Reputation: 2337
I write a little socket programm that only bind to specified ip:port, but bind() failed if the struct sockaddr_in is not bzero and gcc is with option -O2.
Here is the codes:
#include <stdio.h>
#include <stdlib.h>
#include <string.h>
#include <errno.h>
#include <arpa/inet.h>
#include <netinet/tcp.h>
int main(int argc, char **argv){
struct sockaddr_in addr;
//bzero(&addr, sizeof(addr));
addr.sin_family = AF_INET;
addr.sin_port = htons((unsigned short)9009);
inet_pton(AF_INET, "127.0.0.1", &addr.sin_addr);
int sock;
if((sock = socket(AF_INET, SOCK_STREAM, 0)) == -1){
perror("socket error");
exit(0);
}
if(bind(sock, (struct sockaddr *)&addr, sizeof(addr)) == -1){
printf("socket error: %d, %s\n", errno, strerror(errno));
exit(0);
}
return 0;
}
Please notice bzero(&addr, sizeof(addr));
is commented out, I intend to initial the sockadd_in by each member. Compile and run:
$ gcc a.c; ./a.out
OK
$ gcc -O2 a.c; ./a.out
socket error: 49, Can't assign requested address
We can know the struct sockadd_in is defined as:
struct in_addr {
in_addr_t s_addr; /* 32-bit IPv4 address */
/* network byte ordered */
};
struct sockaddr_in {
uint8_t sin_len; /* length of structure (16) */
sa_family_t sin_family; /* AF_INET */
in_port_t sin_port; /* 16-bit TCP or UDP port number */
/* network byte ordered */
struct in_addr sin_addr; /* 32-bit IPv4 address */
/* network byte ordered */
char sin_zero[8]; /* unused */
};
My question is, does the bind() implementation depends on sockaddr_in.sin_zero being cleared?

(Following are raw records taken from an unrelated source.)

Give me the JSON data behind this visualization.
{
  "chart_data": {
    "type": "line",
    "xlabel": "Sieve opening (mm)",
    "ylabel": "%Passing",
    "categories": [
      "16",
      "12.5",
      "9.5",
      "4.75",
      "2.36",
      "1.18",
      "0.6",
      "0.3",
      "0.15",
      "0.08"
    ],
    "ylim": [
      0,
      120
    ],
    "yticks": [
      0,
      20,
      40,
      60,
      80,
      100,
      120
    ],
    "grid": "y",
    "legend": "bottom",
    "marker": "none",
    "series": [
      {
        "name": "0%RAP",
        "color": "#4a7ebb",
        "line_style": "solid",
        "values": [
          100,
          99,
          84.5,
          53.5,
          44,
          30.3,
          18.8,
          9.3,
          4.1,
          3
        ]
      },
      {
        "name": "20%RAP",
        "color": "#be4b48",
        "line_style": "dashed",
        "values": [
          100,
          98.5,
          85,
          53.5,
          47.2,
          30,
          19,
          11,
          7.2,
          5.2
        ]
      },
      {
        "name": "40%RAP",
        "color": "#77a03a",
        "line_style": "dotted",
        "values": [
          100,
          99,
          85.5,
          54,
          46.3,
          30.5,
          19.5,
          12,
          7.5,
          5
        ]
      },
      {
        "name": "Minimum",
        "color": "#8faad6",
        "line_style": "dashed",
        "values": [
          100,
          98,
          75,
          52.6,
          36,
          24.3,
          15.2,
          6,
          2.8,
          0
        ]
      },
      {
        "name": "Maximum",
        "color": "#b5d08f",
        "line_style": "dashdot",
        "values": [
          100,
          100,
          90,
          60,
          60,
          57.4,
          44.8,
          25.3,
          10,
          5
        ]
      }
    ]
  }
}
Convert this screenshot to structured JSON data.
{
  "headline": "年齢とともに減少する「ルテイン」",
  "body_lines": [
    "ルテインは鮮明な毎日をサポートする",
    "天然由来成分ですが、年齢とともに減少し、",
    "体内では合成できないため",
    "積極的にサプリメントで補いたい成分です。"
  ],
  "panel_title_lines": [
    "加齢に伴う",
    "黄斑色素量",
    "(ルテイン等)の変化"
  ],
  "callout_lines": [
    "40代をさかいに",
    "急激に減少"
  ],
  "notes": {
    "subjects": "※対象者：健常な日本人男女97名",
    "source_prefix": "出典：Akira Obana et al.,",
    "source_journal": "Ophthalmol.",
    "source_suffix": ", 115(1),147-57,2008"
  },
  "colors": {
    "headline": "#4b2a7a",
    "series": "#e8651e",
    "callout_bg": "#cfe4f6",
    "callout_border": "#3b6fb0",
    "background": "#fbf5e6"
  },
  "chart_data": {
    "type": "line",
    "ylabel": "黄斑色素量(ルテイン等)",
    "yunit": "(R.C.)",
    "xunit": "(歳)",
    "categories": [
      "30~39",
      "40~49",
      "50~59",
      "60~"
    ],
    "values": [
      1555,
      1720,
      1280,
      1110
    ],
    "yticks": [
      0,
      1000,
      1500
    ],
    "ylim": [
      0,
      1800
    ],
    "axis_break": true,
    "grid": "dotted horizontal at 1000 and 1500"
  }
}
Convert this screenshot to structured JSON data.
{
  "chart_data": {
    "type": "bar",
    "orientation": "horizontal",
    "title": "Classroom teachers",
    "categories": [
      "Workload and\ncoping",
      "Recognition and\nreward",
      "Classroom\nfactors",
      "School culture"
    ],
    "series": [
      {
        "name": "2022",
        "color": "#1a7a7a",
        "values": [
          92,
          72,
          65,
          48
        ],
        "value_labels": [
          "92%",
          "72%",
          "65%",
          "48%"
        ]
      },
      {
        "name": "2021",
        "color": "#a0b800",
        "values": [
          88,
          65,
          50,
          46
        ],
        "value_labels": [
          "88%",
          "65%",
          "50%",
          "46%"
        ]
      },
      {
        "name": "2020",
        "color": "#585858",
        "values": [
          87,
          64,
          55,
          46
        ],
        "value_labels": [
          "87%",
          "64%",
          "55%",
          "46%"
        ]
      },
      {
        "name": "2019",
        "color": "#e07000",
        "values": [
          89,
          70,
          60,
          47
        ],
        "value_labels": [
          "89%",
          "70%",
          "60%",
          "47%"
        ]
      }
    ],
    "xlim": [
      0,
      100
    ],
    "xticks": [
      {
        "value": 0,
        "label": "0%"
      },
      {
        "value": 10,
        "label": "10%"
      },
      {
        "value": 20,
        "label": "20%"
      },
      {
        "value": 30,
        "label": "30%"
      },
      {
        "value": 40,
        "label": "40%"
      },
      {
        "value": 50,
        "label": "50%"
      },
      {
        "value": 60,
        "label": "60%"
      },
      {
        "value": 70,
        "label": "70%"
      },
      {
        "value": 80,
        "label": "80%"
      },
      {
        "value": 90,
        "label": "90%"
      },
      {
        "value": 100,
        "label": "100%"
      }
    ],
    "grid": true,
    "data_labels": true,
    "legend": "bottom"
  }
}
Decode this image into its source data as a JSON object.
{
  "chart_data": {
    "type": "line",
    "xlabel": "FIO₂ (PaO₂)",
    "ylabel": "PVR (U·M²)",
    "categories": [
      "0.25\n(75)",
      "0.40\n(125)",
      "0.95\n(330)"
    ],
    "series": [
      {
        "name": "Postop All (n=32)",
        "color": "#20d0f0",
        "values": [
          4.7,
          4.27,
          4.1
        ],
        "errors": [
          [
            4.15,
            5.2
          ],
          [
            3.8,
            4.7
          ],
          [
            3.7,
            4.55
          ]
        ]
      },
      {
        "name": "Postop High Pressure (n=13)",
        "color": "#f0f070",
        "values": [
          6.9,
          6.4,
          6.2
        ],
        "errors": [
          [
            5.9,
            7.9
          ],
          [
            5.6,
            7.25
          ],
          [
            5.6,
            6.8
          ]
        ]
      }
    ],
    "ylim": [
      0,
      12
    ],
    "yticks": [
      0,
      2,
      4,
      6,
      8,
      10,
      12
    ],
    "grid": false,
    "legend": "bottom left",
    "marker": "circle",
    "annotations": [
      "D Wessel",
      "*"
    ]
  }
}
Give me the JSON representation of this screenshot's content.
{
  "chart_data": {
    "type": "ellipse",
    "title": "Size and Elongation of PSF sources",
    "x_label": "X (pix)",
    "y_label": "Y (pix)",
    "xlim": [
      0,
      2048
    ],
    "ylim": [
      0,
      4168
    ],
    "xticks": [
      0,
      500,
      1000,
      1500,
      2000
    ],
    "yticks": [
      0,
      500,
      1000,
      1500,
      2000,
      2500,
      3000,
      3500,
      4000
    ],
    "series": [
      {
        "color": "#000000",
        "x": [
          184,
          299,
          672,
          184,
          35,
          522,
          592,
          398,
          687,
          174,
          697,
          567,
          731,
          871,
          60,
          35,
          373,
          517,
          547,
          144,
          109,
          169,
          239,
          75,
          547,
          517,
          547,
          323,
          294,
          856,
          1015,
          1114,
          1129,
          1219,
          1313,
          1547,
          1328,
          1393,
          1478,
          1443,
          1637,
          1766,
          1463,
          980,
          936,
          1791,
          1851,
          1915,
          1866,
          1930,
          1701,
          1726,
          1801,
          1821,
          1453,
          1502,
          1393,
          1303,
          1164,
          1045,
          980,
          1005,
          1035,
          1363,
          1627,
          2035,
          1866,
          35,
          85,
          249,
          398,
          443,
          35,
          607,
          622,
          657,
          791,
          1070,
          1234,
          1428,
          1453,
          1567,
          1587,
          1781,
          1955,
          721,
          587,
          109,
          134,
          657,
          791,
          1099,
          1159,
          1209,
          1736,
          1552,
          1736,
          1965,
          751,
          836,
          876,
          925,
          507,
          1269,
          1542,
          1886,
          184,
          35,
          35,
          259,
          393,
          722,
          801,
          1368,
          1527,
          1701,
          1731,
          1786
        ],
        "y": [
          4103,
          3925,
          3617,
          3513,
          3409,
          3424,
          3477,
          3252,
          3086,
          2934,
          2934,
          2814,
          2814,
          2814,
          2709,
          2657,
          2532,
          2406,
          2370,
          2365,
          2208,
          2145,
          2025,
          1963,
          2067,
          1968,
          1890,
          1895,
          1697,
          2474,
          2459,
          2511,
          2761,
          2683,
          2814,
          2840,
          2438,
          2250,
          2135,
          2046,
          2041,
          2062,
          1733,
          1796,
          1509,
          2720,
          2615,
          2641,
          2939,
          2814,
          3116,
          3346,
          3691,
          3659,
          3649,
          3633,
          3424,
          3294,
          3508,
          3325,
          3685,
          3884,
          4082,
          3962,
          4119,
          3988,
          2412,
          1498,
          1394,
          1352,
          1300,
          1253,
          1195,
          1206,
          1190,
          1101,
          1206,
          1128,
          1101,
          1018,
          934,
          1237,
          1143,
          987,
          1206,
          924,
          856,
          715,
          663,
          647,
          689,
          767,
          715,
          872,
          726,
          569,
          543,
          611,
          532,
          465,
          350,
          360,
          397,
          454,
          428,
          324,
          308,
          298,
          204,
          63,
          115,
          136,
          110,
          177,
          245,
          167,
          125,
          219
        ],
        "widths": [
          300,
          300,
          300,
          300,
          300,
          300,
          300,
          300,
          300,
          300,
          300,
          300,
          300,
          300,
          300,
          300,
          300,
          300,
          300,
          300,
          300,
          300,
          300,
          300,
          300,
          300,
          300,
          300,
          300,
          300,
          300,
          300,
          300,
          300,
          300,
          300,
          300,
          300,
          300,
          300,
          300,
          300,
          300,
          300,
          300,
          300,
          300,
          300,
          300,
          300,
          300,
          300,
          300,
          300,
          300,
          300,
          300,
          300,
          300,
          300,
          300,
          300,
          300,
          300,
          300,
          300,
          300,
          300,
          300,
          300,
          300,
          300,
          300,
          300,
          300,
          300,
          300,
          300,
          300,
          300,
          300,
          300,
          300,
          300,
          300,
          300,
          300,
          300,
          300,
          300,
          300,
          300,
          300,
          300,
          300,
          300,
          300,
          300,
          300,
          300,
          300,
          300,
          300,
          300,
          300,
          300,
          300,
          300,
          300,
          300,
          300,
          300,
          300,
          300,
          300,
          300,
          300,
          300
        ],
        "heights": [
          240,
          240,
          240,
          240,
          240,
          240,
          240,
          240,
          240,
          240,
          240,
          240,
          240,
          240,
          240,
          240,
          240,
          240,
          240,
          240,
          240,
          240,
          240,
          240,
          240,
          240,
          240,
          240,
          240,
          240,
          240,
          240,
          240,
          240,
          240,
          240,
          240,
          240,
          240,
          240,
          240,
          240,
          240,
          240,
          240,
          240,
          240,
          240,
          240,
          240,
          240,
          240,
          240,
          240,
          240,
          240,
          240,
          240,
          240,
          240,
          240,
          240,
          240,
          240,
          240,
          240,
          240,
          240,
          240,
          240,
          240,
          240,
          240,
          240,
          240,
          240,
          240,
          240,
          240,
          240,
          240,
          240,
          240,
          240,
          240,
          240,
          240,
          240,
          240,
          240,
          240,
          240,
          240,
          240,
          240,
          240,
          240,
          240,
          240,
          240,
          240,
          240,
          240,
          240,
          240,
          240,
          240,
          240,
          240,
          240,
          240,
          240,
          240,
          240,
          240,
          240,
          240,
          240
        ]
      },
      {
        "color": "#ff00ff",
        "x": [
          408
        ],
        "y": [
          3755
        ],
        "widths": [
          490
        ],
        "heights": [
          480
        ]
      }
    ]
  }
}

Edit: Mac OS X, Darwin Kernel Version 12.4.0 X86_64
Upvotes: 2
Views: 4547
Reputation: 729
The rules used in name binding vary between address families. and there's also this sin_zero field in struct sockaddr_in which some people claim must be set to zero. Other people don't claim anything about it (the Linux documentation doesn't even mention it at all), and there are other documentation which claim sin_zero has been removed from struct sockaddr_in, I have tried with both bzero commented and un-commented. The commented works good some time in a local network but un-commented version works all time either local network or not. so i guess bzeroing is good practice.